Our study has several limitations. First, the invasive optogenetic technique used could not avoid nerve damage during surgery. Therefore, there is an urgent need to improve photogenetic technology for clinical application, addressing the challenges faced in translation. Second, CPSP patients not only experience thalamic hemorrhages but also hemorrhages or cerebral infarcts in other brain regions, with both ischemic and hemorrhagic causes. Additionally, varying lesion sizes and locations contribute to differences in underlying pathophysiology.

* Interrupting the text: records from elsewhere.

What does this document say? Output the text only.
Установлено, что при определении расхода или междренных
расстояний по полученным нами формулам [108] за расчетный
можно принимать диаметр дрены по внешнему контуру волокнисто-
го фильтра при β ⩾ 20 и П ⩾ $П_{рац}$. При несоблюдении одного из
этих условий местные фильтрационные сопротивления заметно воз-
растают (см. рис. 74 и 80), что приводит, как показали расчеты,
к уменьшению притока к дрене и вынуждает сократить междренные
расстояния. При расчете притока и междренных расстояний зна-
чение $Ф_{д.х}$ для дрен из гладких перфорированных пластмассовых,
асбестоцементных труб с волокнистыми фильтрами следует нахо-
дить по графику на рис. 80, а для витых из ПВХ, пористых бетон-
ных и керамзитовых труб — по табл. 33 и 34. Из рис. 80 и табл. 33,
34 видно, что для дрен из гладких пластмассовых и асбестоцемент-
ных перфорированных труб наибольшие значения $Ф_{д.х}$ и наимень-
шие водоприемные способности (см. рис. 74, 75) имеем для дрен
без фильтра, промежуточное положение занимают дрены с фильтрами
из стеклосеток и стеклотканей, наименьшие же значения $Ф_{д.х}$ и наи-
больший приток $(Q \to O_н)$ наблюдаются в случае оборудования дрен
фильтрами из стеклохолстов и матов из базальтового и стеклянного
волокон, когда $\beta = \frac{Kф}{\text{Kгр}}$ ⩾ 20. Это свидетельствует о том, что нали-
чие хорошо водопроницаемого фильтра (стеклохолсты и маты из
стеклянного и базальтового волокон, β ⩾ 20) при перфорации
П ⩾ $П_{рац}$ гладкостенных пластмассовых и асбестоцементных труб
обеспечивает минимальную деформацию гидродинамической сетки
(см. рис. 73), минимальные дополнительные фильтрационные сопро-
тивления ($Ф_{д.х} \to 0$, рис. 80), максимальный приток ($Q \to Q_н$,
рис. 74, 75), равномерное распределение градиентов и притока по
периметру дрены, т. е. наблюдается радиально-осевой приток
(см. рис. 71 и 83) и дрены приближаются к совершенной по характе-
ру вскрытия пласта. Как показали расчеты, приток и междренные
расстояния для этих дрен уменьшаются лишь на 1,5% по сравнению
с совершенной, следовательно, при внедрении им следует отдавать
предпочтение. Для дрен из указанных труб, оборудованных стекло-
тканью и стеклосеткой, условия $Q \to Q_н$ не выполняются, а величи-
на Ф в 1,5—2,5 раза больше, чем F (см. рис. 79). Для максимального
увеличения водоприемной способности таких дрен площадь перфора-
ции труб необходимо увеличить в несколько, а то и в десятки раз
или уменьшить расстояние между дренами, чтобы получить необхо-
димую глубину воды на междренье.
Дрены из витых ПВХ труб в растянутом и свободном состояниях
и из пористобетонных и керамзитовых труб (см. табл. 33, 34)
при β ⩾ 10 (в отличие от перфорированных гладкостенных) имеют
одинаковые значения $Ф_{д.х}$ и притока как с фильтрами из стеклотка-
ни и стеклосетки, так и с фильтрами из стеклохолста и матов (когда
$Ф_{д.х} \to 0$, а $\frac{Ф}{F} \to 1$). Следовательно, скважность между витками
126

Therefore, further investigation of more ideal CPSP animal models is necessary. Third, using only adult male rats in our in vivo model potentially introduces gender bias, as studies suggest differences in pain response between genders. Additionally, the type IV collagenase-induced VPL hemorrhage model, while useful, is distinct from the human CPSP model and has limitations in behavioral testing. These factors may affect our analysis of pain behavior.